Most manufacturer warranties guarantee ≥70% capacity at 8 years / 160,000 km. The 80% figure comes from second-life / grid-storage repurposing thresholds, not drivability. A 60 kWh pack at 80% SoH is a 48 kWh pack — equivalent to buying a base-model EV today. Range drops, but not catastrophically.

At year 10, buyers usually care whether remaining range still covers daily use more than whether the pack touched 80% SoH on a schedule. For many owners (commute under 100 km/day), NMC and LFP both clear that bar.

• Per-model variation. Model 3 vs Atto 3 within the same chemistry differs by ~±2 percentage points at year 10. Chemistry, climate, and DC share dominate.
• Catastrophic failures (recall-driven Bolt/Kona). These are recall risks, not fade curves.
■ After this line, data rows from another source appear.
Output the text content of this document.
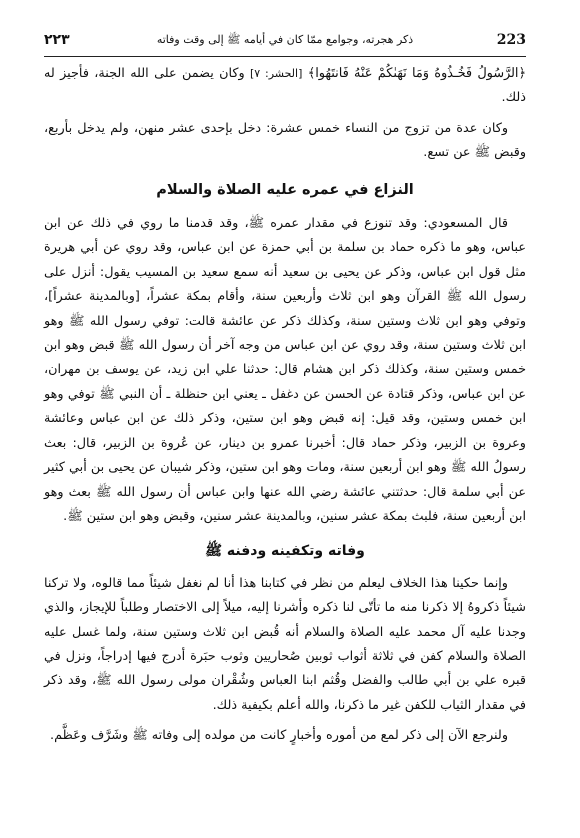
٢٢٣	ذكر هجرته، وجوامع ممّا كان في أيامه ﷺ إلى وقت وفاته	223

﴿الرَّسُولُ فَخُـذُوهُ وَمَا نَهَىٰكُمْ عَنْهُ فَانتَهُوا﴾ [الحشر: ٧] وكان يضمن على الله الجنة، فأجيز له ذلك.

وكان عدة من تزوج من النساء خمس عشرة: دخل بإحدى عشر منهن، ولم يدخل بأربع، وقبض ﷺ عن تسع.

النزاع في عمره عليه الصلاة والسلام

قال المسعودي: وقد تنوزع في مقدار عمره ﷺ، وقد قدمنا ما روي في ذلك عن ابن عباس، وهو ما ذكره حماد بن سلمة بن أبي حمزة عن ابن عباس، وقد روي عن أبي هريرة مثل قول ابن عباس، وذكر عن يحيى بن سعيد أنه سمع سعيد بن المسيب يقول: أنزل على رسول الله ﷺ القرآن وهو ابن ثلاث وأربعين سنة، وأقام بمكة عشراً، [وبالمدينة عشراً]، وتوفي وهو ابن ثلاث وستين سنة، وكذلك ذكر عن عائشة قالت: توفي رسول الله ﷺ وهو ابن ثلاث وستين سنة، وقد روي عن ابن عباس من وجه آخر أن رسول الله ﷺ قبض وهو ابن خمس وستين سنة، وكذلك ذكر ابن هشام قال: حدثنا علي ابن زيد، عن يوسف بن مهران، عن ابن عباس، وذكر قتادة عن الحسن عن دغفل ـ يعني ابن حنظلة ـ أن النبي ﷺ توفي وهو ابن خمس وستين، وقد قيل: إنه قبض وهو ابن ستين، وذكر ذلك عن ابن عباس وعائشة وعروة بن الزبير، وذكر حماد قال: أخبرنا عمرو بن دينار، عن عُروة بن الزبير، قال: بعث رسولُ الله ﷺ وهو ابن أربعين سنة، ومات وهو ابن ستين، وذكر شيبان عن يحيى بن أبي كثير عن أبي سلمة قال: حدثتني عائشة رضي الله عنها وابن عباس أن رسول الله ﷺ بعث وهو ابن أربعين سنة، فلبث بمكة عشر سنين، وبالمدينة عشر سنين، وقبض وهو ابن ستين ﷺ.

وفاته وتكفينه ودفنه ﷺ

وإنما حكينا هذا الخلاف ليعلم من نظر في كتابنا هذا أنا لم نغفل شيئاً مما قالوه، ولا تركنا شيئاً ذكروهُ إلا ذكرنا منه ما تأتّى لنا ذكره وأشرنا إليه، ميلاً إلى الاختصار وطلباً للإيجاز، والذي وجدنا عليه آل محمد عليه الصلاة والسلام أنه قُبض ابن ثلاث وستين سنة، ولما غسل عليه الصلاة والسلام كفن في ثلاثة أثواب ثوبين صُحاريين وثوب حبَرة أدرج فيها إدراجاً، ونزل في قبره علي بن أبي طالب والفضل وقُثم ابنا العباس وشُقْران مولى رسول الله ﷺ، وقد ذكر في مقدار الثياب للكفن غير ما ذكرنا، والله أعلم بكيفية ذلك.

ولنرجع الآن إلى ذكر لمع من أموره وأخبارٍ كانت من مولده إلى وفاته ﷺ وشَرَّف وعَظَّم.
• Calendar-only sitting in storage (e.g. cars parked at 100% SoC in 40°C). Avoid this and the curves above hold.
• BMS-driven step changes (some cars re-balance and report a sudden drop after a long-distance trip; this is measurement, not real loss).
• V2G/V2H beyond a single average kWh/day (DoD window, export power, tariff-shaped profiles, cell-to-cell imbalance).